- The Washington Times - Monday, October 14, 2002

The Student Bar Association at Washington University's law school in St. Louis is scheduled to vote today on whether the institution should recognize a student pro-life group, which it has rejected twice already.
"It does not look good for us," said Jordan Siverd, a second-year law student who heads the group, Law Students Pro-Life.
"Almost all of the SBA members who spoke at a meeting last Thursday spoke against us. And some who had abstained in earlier votes said that they will vote against us, saying they don't like having the media or anyone else infringe on their power," he said.
The Student Bar Association has said Law Students Pro-Life is "too narrowly focused." SBA President Elliott Friedman has sent letters to the group, objecting to the fact that its constitution does not include opposition to the death penalty as one of its missions.
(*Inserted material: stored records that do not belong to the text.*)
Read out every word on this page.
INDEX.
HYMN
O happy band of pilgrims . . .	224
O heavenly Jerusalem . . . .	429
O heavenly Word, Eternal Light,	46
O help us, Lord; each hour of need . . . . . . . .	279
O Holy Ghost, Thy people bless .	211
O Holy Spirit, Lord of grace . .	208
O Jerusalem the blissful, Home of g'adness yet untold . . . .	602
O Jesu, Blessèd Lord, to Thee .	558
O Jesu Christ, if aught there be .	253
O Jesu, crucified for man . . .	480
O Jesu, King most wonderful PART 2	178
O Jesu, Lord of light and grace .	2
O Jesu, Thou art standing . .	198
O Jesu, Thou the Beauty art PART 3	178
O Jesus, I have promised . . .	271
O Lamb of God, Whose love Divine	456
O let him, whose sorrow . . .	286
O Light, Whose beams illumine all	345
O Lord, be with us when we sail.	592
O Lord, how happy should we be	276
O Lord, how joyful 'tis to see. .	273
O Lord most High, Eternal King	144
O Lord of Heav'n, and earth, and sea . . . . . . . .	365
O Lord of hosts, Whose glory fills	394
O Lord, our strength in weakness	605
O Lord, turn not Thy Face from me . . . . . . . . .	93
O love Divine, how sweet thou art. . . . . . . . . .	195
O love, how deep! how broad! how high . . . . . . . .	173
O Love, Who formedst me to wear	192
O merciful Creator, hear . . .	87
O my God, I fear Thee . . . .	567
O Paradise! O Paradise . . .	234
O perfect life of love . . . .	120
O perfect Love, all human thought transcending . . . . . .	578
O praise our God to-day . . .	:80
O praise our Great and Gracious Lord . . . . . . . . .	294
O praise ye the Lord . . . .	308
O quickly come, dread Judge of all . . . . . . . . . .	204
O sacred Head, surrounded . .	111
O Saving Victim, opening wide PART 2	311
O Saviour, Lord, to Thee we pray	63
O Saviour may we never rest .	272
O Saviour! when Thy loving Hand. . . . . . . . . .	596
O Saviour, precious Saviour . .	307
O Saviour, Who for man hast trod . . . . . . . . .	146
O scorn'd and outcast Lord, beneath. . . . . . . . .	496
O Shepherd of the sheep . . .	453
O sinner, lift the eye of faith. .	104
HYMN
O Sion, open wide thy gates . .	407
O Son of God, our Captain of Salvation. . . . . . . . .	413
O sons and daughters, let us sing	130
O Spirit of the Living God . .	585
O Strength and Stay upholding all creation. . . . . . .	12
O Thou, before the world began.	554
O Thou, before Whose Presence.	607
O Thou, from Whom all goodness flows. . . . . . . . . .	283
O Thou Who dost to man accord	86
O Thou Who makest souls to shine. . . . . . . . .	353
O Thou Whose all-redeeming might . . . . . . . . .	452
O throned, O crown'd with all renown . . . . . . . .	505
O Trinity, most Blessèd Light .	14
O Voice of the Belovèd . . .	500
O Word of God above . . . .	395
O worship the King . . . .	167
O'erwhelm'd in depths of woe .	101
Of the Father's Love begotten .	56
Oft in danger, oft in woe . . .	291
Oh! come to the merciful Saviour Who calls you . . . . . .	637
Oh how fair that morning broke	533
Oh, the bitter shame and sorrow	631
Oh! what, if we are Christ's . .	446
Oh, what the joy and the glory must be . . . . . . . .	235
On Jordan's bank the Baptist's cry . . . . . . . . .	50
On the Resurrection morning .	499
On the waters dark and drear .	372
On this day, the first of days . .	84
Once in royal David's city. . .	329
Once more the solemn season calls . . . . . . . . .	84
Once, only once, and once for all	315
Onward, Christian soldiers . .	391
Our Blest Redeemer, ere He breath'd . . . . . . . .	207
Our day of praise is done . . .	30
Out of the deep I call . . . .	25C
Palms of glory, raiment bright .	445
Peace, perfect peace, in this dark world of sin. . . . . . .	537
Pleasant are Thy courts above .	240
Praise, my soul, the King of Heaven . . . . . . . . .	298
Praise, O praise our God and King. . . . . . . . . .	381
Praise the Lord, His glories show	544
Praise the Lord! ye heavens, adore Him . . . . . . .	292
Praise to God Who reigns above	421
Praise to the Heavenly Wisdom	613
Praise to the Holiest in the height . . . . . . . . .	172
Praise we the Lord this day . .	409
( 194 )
Like many pro-life organizations, Law Students Pro-Life concentrates on opposition to abortion, euthanasia and assisted suicide.
Greg Lukianoff, director of legal and public advocacy for the Philadelphia-based Foundation for Individual Rights in Education (FIRE), which is helping the pro-life students group, said colleges and universities often have student governing bodies in charge of approving or rejecting student organizations.
"But I've never before seen a student organization that makes decisions about the content of a group's" goals and purposes, Mr. Lukianoff said in a telephone interview.
"It's as if the SBA is barring a Catholic organization because it believes in the doctrine of transubstantiation," he said.
David Hacker, secretary of Law Students Pro-Life, said that because the group is not officially recognized by the SBA, it cannot use campus facilities for its meetings or receive funding from the university.
When it was previously turned down by the SBA, Law Students Pro-Life appealed to law school administrators.
If rejected again today, Mr. Siverd said, his group will "probably reappeal" to the chancellor and other law school officials.
The university's hierarchy seems to have little influence with the SBA. Late Thursday, Joel Seligman, dean of the school, told The Washington Times he had intervened in the case. He said an SBA meeting would be held that day, and he was confident the body would recognize Law Students Pro-Life. That didn't happen.
However, the pro-life group gained another advocate as the American Civil Liberties Union of Eastern Missouri on Friday backed the cause of Law Students Pro-Life.
The two groups issued an "open letter" in which they urged the SBA to "recognize the right of your fellow students to organize in accordance with their own beliefs, even if you disagree with those beliefs."
Sarah Foster of Feminists for Life, a group that helps organize pro-life groups on college campuses, said, "I am stunned and disappointed to hear that the Washington University law school is not allowing a pro-life group on campus. I know the university has an active pro-life undergraduate group."
However, Mr. Hacker said Saturday that the constitution of the undergraduate pro-life group at Washington University states that it opposes the death penalty.
Leaders of major pro-life organization such as National Right to Life Committee, the Family Research Council, and Concerned Women for America said they were appalled at the treatment Law Students Pro-Life had received.
Ken Connor, president of FRC, said this case flies in the face of academic freedom and "exposes academics for the frauds they are."
David N. O'Steen, executive director of NRLC, questioned how the Washington University law school's SBA can say the pro-life group's focus is too narrow, when it recognizes a group called the Golf Club.
"Are they going to make the Golf Club take up basketball and hockey?" he asked.